2. Create an EBS volume
- Now go to the Volumes section in navigation pane. you should already have one volume "in-use". This is the one that was created to host the OS for your instance.
- Click Create Volume to add a new volume to hold the Freebase data dump that you're interested in.
- In the dialog that opens choose a size (must be big enough to fit the data dump you're using).
- Make sure that you set the availability zone to be the same as your existing volume.
- Select one of the Freebase data dump snapshots from the drop down menu ( they're near the bottom). Then, click the Create button.
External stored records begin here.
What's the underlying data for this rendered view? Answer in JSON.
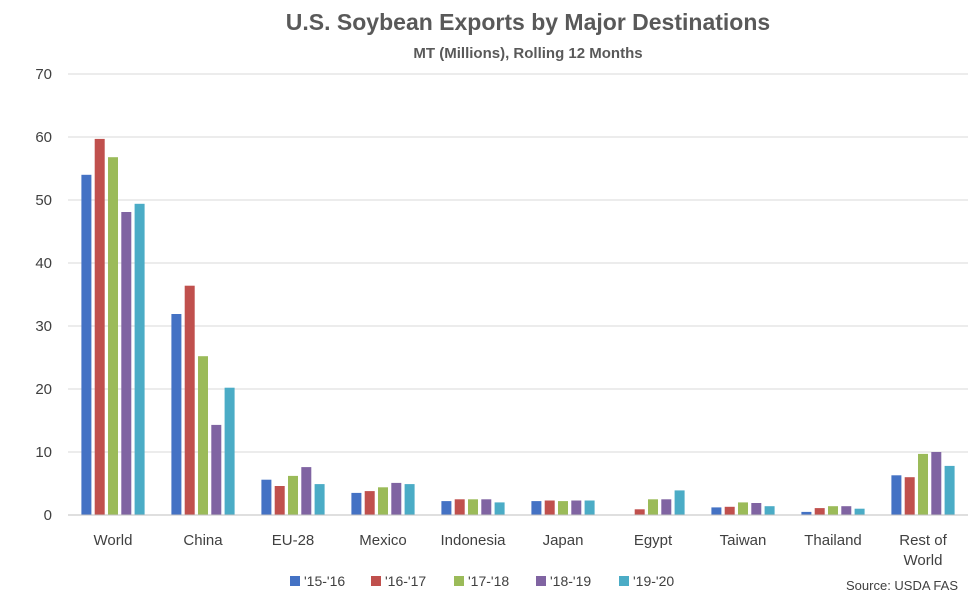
{
  "chart_data": {
    "type": "bar",
    "title": "U.S. Soybean Exports by Major Destinations",
    "subtitle": "MT (Millions), Rolling 12 Months",
    "categories": [
      [
        "World"
      ],
      [
        "China"
      ],
      [
        "EU-28"
      ],
      [
        "Mexico"
      ],
      [
        "Indonesia"
      ],
      [
        "Japan"
      ],
      [
        "Egypt"
      ],
      [
        "Taiwan"
      ],
      [
        "Thailand"
      ],
      [
        "Rest of",
        "World"
      ]
    ],
    "series": [
      {
        "name": "'15-'16",
        "color": "#4472C4",
        "values": [
          54.0,
          31.9,
          5.6,
          3.5,
          2.2,
          2.2,
          0,
          1.2,
          0.5,
          6.3
        ]
      },
      {
        "name": "'16-'17",
        "color": "#C0504D",
        "values": [
          59.7,
          36.4,
          4.6,
          3.8,
          2.5,
          2.3,
          0.9,
          1.3,
          1.1,
          6.0
        ]
      },
      {
        "name": "'17-'18",
        "color": "#9BBB59",
        "values": [
          56.8,
          25.2,
          6.2,
          4.4,
          2.5,
          2.2,
          2.5,
          2.0,
          1.4,
          9.7
        ]
      },
      {
        "name": "'18-'19",
        "color": "#8064A2",
        "values": [
          48.1,
          14.3,
          7.6,
          5.1,
          2.5,
          2.3,
          2.5,
          1.9,
          1.4,
          10.0
        ]
      },
      {
        "name": "'19-'20",
        "color": "#4BACC6",
        "values": [
          49.4,
          20.2,
          4.9,
          4.9,
          2.0,
          2.3,
          3.9,
          1.4,
          1.0,
          7.8
        ]
      }
    ],
    "ylim": [
      0,
      70
    ],
    "yticks": [
      0,
      10,
      20,
      30,
      40,
      50,
      60,
      70
    ],
    "grid": true,
    "legend": "bottom",
    "source": "Source: USDA FAS"
  }
}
- If you refresh the Management Console you should now see your new volume listed as "available".
- Click the Attach Volume button and select your EC2 instance and choose a device (the default is fine).
3. SSH into your instance
- Go back to the Instances section and click on your instance. Then, in the bottom pane, scroll down to get the Public DNS for connecting to your instance.
- Open up a terminal or your favorite SSH client and connect to your instance like so:
ssh -i ~/your_keypair.pem email@example.com
Where your_keypair.pem is replaced with the name of the .pem file that you downloaded in Part 1 and ec2-123-45-678-910.compute-1.amazonaws.com is replaced with the Public DNS from the instances page.
4. Mount the EBS volume
- From SSH on your EC2 instance, create a freebase directory and mount the EBS volume there.
sudo mkdir /freebase sudo mount /dev/sdb1 /freebase chmod 777 /freebase
Congratulations, you're ready to start writing code and crunching data. Both of the data dumps contain uncompressed TSV files. You can see the format by just looking at the first 10 lines of a file like this:
head -10 /freebase/freebase-simple-topic-dump.tsv